The Senate Finance Committee has approved lifting the cap on the amount that cities may raise through private activity bonds for water and wastewater projects. The Senate is set to vote on the measure soon.

Van L. Richey, president and CEO of AMERICAN Cast Iron Pipe Company, headquartered in Birmingham, Ala., testified before a Senate subcommittee on this issue in December urging that the cap on private activity bonds be lifted to improve water systems, foster economic growth and preserve and create jobs.

“We’re very pleased to see this measure move forward,” said Richey. “It’s desperately needed to help our cash-strapped state and local governments make needed repairs to our water infrastructure.”

Private activity bonds are tax-exempt bonds that allow the private sector to participate in financing public projects. The proposed legislation, called the Sustainable Water Infrastructure Investment Act of 2011, would eliminate the cap on these bonds for the next six years, injecting billions of low-cost, private capital into infrastructure repairs.

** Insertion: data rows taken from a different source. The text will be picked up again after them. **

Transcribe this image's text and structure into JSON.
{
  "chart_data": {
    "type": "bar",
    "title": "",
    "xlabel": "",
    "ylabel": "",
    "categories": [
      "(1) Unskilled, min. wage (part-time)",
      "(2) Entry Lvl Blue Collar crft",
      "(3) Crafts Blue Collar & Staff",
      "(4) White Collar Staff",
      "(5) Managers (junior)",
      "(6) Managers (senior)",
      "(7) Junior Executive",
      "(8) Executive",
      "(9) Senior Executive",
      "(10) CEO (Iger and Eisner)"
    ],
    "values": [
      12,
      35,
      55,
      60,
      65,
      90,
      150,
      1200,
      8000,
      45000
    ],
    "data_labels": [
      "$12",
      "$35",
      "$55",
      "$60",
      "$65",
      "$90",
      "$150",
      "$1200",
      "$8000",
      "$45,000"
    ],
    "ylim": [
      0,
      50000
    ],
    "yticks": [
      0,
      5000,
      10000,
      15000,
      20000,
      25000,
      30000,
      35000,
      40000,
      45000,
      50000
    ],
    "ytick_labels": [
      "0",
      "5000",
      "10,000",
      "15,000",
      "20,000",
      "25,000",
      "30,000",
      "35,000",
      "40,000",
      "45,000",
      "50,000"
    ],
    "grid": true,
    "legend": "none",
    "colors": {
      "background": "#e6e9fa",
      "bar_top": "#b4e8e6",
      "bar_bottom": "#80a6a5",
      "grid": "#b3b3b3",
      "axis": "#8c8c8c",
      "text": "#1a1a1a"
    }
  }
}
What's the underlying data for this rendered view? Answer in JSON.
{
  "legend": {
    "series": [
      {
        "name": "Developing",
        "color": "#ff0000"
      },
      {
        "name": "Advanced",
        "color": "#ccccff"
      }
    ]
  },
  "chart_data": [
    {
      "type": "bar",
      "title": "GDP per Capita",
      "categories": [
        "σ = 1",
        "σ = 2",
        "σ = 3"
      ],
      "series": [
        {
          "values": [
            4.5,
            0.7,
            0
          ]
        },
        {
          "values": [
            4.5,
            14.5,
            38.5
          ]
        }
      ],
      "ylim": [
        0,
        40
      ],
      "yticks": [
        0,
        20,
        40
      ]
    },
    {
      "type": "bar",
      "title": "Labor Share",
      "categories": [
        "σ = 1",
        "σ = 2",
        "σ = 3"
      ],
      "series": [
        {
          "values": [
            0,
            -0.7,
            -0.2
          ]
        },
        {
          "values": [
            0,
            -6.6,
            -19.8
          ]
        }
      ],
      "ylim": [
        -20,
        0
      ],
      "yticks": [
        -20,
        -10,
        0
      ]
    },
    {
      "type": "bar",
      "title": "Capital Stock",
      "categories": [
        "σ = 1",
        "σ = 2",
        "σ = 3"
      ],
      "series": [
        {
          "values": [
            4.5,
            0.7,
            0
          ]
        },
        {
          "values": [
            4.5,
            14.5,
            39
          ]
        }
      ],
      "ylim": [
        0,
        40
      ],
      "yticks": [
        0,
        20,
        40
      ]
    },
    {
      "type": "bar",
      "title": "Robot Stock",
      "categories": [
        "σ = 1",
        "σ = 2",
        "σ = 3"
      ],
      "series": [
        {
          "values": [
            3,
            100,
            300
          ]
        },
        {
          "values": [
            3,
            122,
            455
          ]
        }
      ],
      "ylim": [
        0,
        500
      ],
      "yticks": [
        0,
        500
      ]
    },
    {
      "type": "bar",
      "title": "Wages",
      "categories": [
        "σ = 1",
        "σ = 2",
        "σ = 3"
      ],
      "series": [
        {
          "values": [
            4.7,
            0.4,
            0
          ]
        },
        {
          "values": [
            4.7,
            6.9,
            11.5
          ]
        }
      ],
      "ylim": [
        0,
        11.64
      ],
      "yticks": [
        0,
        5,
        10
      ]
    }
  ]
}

The proposed bill estimates the cost to maintain and improve water infrastructure over the next 20 years to be about $500 billion. The use of private capital instead of tax dollars would mean less impact on the federal budget and less risk and long-term debt for local communities.

It’s estimated this measure would provide some $25 billion in infrastructure investment and create some 700,000 jobs, while restoring the nation’s safe drinking water and wastewater systems to protect the public’s health.